Si Simpson se tomó el trabajo de contar todo esto es porque creía en la necesidad de la divulgación científica seria, pero reconocía que lo ocurrido era bastante común. La historia le sugería “una moraleja o varias”, pero se excusaba de hacerlas explícitas para no ganarse enemigos.
Se dirá que estas cosas ocurrían hace ochenta años, cuando no había Internet, videoconferencias, YouTube ni Wikipedia. Pero había mucha gente convencida, como ahora, de que la misión de los medios es entretener más que informar. Y para entretener, ¿qué mejor que el sensacionalismo?
Reconozcamos que no es fácil transformar un informe científico en algo placentero para un lector que anda preocupado por el costo de la vida. No es fácil ponerle glamour a los dichos de un físico de cuerdas o de un topólogo, pero es bastante tramposo preguntarle de qué equipo es hincha. Tampoco es lícito escribir que desayuna leyendo papers, cuando lo que hace es hojear los diarios ni estar pregonando a cada rato un cambio de paradigma, a pesar de que a menudo son los propios científicos los que se apresuran en hacerlo. Un estudio del año 2015 registra más de ochocientas de estas proclamaciones, tan sólo en las ciencias biológicas. De ser esto algo más que retórica estaríamos viviendo en la revolución científica permanente y las teorías caducarían de un día para otro.

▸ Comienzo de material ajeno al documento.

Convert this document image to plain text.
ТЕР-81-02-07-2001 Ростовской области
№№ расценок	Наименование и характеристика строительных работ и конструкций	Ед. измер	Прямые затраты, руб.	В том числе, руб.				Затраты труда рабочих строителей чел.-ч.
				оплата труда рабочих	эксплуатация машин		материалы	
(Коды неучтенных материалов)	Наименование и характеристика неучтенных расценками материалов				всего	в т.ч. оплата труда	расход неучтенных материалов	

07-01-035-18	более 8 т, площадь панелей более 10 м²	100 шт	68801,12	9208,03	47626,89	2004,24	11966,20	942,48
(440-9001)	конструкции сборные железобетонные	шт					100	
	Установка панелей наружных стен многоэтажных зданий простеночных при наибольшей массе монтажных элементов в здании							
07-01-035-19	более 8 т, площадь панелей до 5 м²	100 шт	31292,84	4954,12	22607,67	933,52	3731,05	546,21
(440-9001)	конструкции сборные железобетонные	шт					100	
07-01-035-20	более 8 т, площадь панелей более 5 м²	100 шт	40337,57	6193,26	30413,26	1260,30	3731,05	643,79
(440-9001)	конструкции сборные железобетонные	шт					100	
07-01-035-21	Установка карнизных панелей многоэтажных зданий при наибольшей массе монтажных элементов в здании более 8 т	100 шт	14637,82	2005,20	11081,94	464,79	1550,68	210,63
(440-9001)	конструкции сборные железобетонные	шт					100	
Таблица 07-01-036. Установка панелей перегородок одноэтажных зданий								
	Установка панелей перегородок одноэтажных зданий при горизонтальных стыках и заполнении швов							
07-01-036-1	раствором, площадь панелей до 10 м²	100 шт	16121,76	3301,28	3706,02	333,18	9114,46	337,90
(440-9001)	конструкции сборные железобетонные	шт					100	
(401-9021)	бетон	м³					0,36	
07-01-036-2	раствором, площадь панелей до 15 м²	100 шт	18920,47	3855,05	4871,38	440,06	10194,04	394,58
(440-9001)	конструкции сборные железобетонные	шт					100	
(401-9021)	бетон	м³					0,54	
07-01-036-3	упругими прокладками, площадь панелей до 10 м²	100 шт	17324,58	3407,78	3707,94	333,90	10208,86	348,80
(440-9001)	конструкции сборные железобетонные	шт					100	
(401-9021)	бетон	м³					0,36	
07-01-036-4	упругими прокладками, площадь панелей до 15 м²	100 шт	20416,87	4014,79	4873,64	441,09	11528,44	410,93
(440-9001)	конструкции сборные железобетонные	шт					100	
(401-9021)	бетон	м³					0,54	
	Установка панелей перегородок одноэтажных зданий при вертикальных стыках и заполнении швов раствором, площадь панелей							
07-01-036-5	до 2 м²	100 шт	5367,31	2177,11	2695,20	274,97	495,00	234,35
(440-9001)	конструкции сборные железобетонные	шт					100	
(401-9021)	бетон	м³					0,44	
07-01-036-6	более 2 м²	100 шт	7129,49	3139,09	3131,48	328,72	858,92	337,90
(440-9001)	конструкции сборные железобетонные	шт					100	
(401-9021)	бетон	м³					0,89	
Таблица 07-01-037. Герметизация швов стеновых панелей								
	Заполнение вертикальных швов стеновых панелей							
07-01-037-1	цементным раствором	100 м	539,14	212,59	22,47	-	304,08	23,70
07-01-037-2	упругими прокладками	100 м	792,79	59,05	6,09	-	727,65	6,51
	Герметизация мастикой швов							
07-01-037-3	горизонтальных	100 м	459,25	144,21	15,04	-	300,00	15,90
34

La producción de noticias ha dejado atrás aquel taller artesanal que era la antigua Redacción para convertirse en un sistema de montaje al estilo fordista. Ya no hay maestros y aprendices sino ensambladores de contenidos. El diseño le va ganando a las ideas y la imagen al lenguaje. El redactor cuenta con los recursos necesarios para procesar materiales según demanda. ¿El verborrágico columnista se ha excedido unos miles de caracteres? Pues a entresacar, como buenos peluqueros, y de ser necesario, a resumir las conclusiones.
De estas cosas se suele culpar a los malos periodistas, así como se culpa a los malos docentes cuando los alumnos fracasan en la Universidad. Pero no tiene sentido ensañarse con los últimos eslabones de la cadena cuando los reclamos de calidad son impopulares y la torpeza se disfraza de transgresión. El Estado funciona bien cuando hay equilibrio de poderes, y la seriedad científica reposa en el juicio de los pares. La veracidad de la información también reclama respetar ciertos criterios de calidad.